Na semana que passou, os prognósticos de Lee ganharam força. O ambiente foi turbulento para as Bolsas globais, em especial para os principais indicadores americanos, que zeraram os ganhos no ano.
Dúvidas sobre a trégua comercial entre Estados Unidos e China amplificaram preocupações de investidores, enquanto a desaceleração econômica global no próximo ano já é dada como certa e a hipótese de uma recessão americana começa a tomar forma no mercado.
O economista Tim Lee, que alertou para risco de colapso na Turquia - Nick Hagen - 10.ago.18/The New York Times

 
Vamos ter outra crise financeira? 
É um tema complicado, mas estou muito convicto de que vamos ter uma outra crise financeira. Ela será pior de muitas formas. O mercado acionário vai afundar, empresas endividadas terão problemas, e muitas vão falir. 
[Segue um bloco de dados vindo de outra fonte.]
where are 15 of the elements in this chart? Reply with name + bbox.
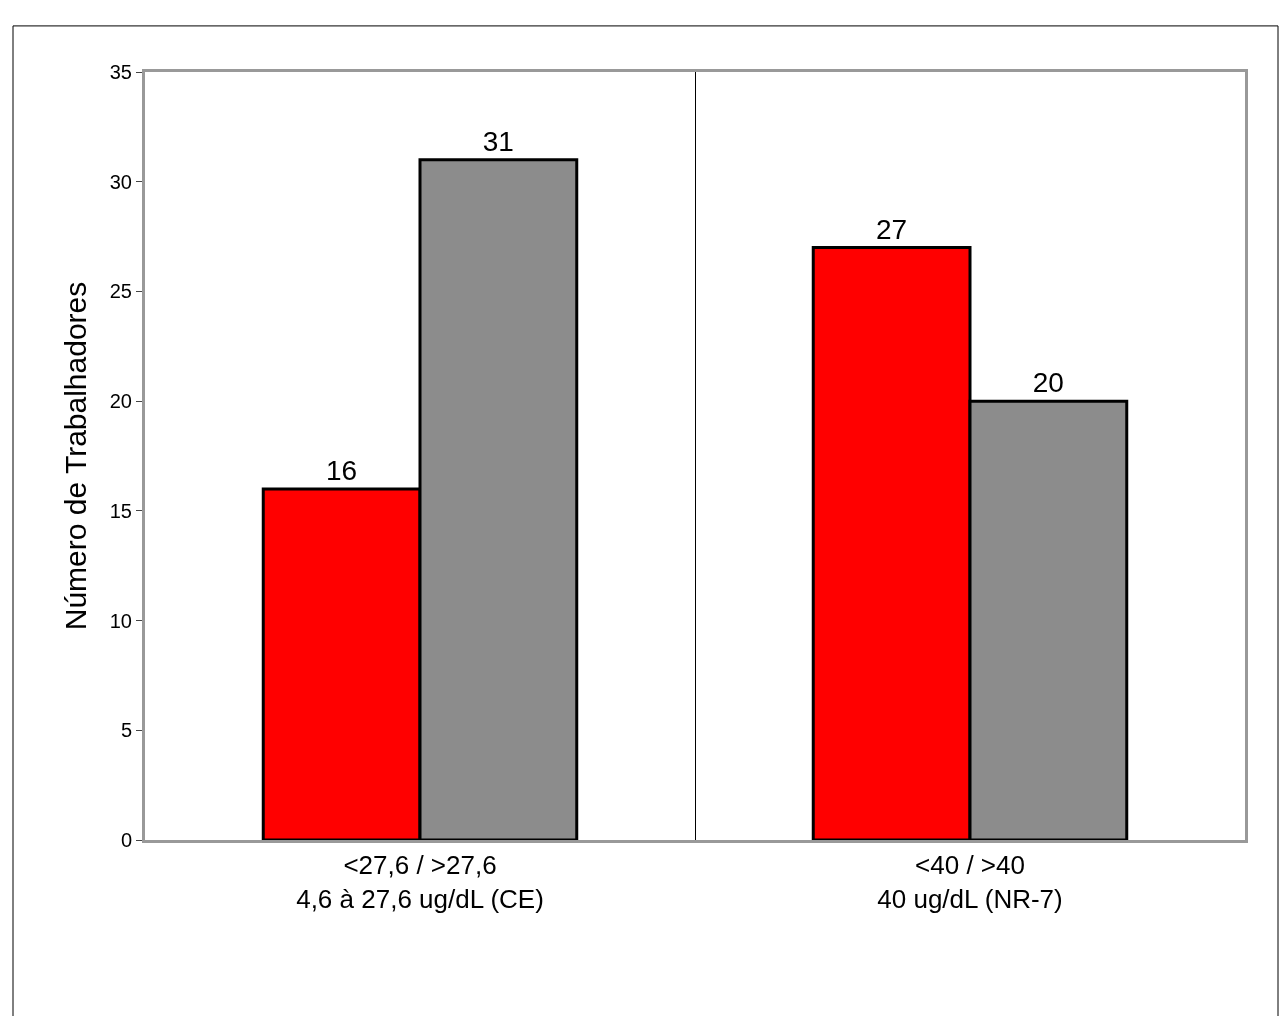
y-tick-label: 10 bbox=[109, 609, 132, 632]
y-axis-title: Número de Trabalhadores bbox=[58, 281, 92, 631]
y-tick-label: 5 bbox=[120, 719, 132, 742]
y-tick-label: 30 bbox=[109, 170, 132, 193]
x-tick-label: <27,6 / >27,6 4,6 à 27,6 ug/dL (CE) bbox=[296, 850, 544, 914]
y-tick-label: 35 bbox=[109, 61, 132, 83]
y-tick-label: 15 bbox=[109, 499, 132, 522]
data-label: 16 bbox=[326, 454, 358, 486]
data-label: 31 bbox=[482, 125, 514, 157]
data-label: 20 bbox=[1032, 367, 1064, 399]
x-tick-label: <40 / >40 40 ug/dL (NR-7) bbox=[877, 850, 1063, 914]
y-tick-label: 20 bbox=[109, 390, 132, 413]
y-tick-label: 0 bbox=[120, 829, 132, 851]
y-tick-label: 25 bbox=[109, 280, 132, 303]
data-label: 27 bbox=[876, 213, 908, 245]
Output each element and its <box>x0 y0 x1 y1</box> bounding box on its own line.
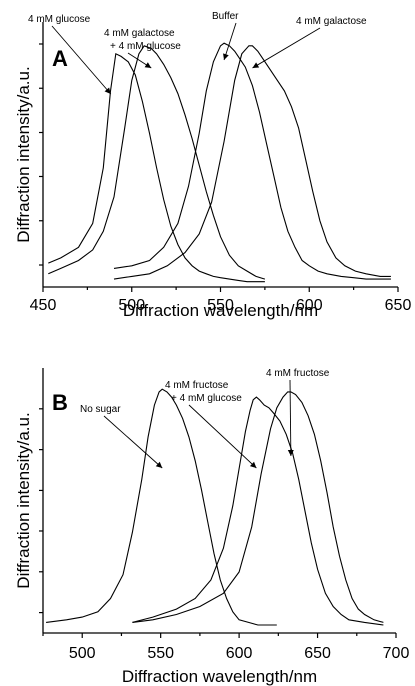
y-axis-title: Diffraction intensity/a.u. <box>14 412 33 588</box>
series-line <box>113 42 391 280</box>
x-axis-title: Diffraction wavelength/nm <box>122 667 317 686</box>
x-tick-label: 600 <box>296 297 323 314</box>
annotation-arrow <box>252 27 321 69</box>
annotation-label: 4 mM glucose <box>28 14 91 25</box>
annotation-arrow <box>289 379 292 457</box>
arrow-head <box>155 461 163 468</box>
arrow-head <box>287 449 294 456</box>
series-line <box>48 52 265 283</box>
annotation-arrow <box>103 415 163 469</box>
series-line <box>46 388 277 626</box>
x-tick-label: 600 <box>226 645 253 662</box>
y-axis-title: Diffraction intensity/a.u. <box>14 66 33 242</box>
series-line <box>48 45 266 280</box>
arrow-head <box>252 62 260 68</box>
arrow-head <box>249 461 257 468</box>
x-tick-label: 450 <box>30 297 57 314</box>
x-tick-label: 700 <box>383 645 410 662</box>
x-tick-label: 500 <box>69 645 96 662</box>
panel-a: 450 500 550 600 650 Diffraction wavelength/nm… <box>14 11 411 320</box>
annotation-label: 4 mM galactose <box>296 16 367 27</box>
annotation-label: 4 mM fructose <box>266 368 330 379</box>
arrow-head <box>223 53 229 60</box>
annotation-arrow <box>188 404 257 469</box>
x-tick-label: 550 <box>147 645 174 662</box>
arrow-head <box>104 87 111 94</box>
series-line <box>132 391 384 623</box>
series-line <box>132 396 384 626</box>
annotation-arrow <box>51 25 112 95</box>
panel-b: 500 550 600 650 700 Diffraction wavelength/nm… <box>14 368 409 686</box>
annotation-label: No sugar <box>80 404 121 415</box>
panel-letter: B <box>52 390 68 415</box>
annotation-label: Buffer <box>212 11 239 22</box>
x-tick-label: 500 <box>118 297 145 314</box>
annotation-arrow <box>223 22 237 61</box>
annotation-label: 4 mM galactose + 4 mM glucose <box>104 28 181 52</box>
panel-letter: A <box>52 46 68 71</box>
x-tick-label: 650 <box>304 645 331 662</box>
x-axis-title: Diffraction wavelength/nm <box>123 301 318 320</box>
series-line <box>113 45 391 280</box>
annotation-label: 4 mM fructose + 4 mM glucose <box>165 380 242 404</box>
x-tick-label: 550 <box>207 297 234 314</box>
arrow-head <box>144 62 152 68</box>
x-tick-label: 650 <box>385 297 412 314</box>
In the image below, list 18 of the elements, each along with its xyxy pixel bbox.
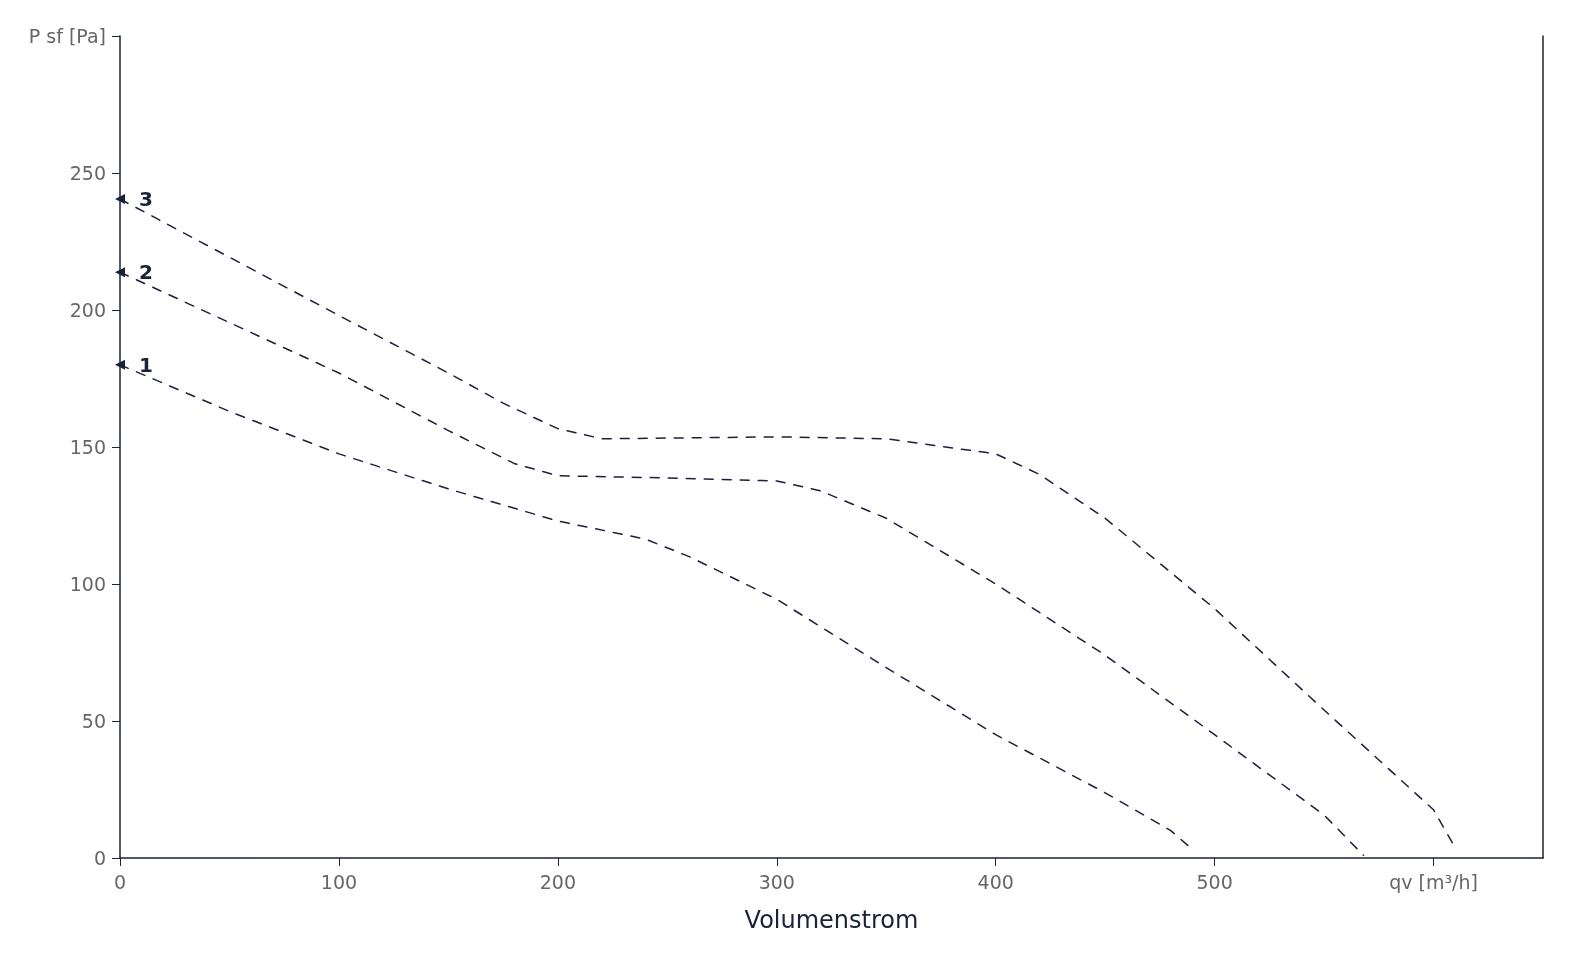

A crise de 2007 a 2009 foi majoritariamente uma crise bancária. Os bancos agora, de uma maneira geral, estão mais fortes. Não será uma crise bancária, mas uma crise no mercado de crédito corporativo e no mercado de ações.
 
O que vai provocar essa nova crise? 
Eu não acho que resolvemos os problemas que havia em 2007 e 2009. O maior problema não é o fato de os bancos serem muito gananciosos ou outras razões que as pessoas disseram sobre a crise da última vez. Há muita dívida e, na minha opinião, poupança insuficiente.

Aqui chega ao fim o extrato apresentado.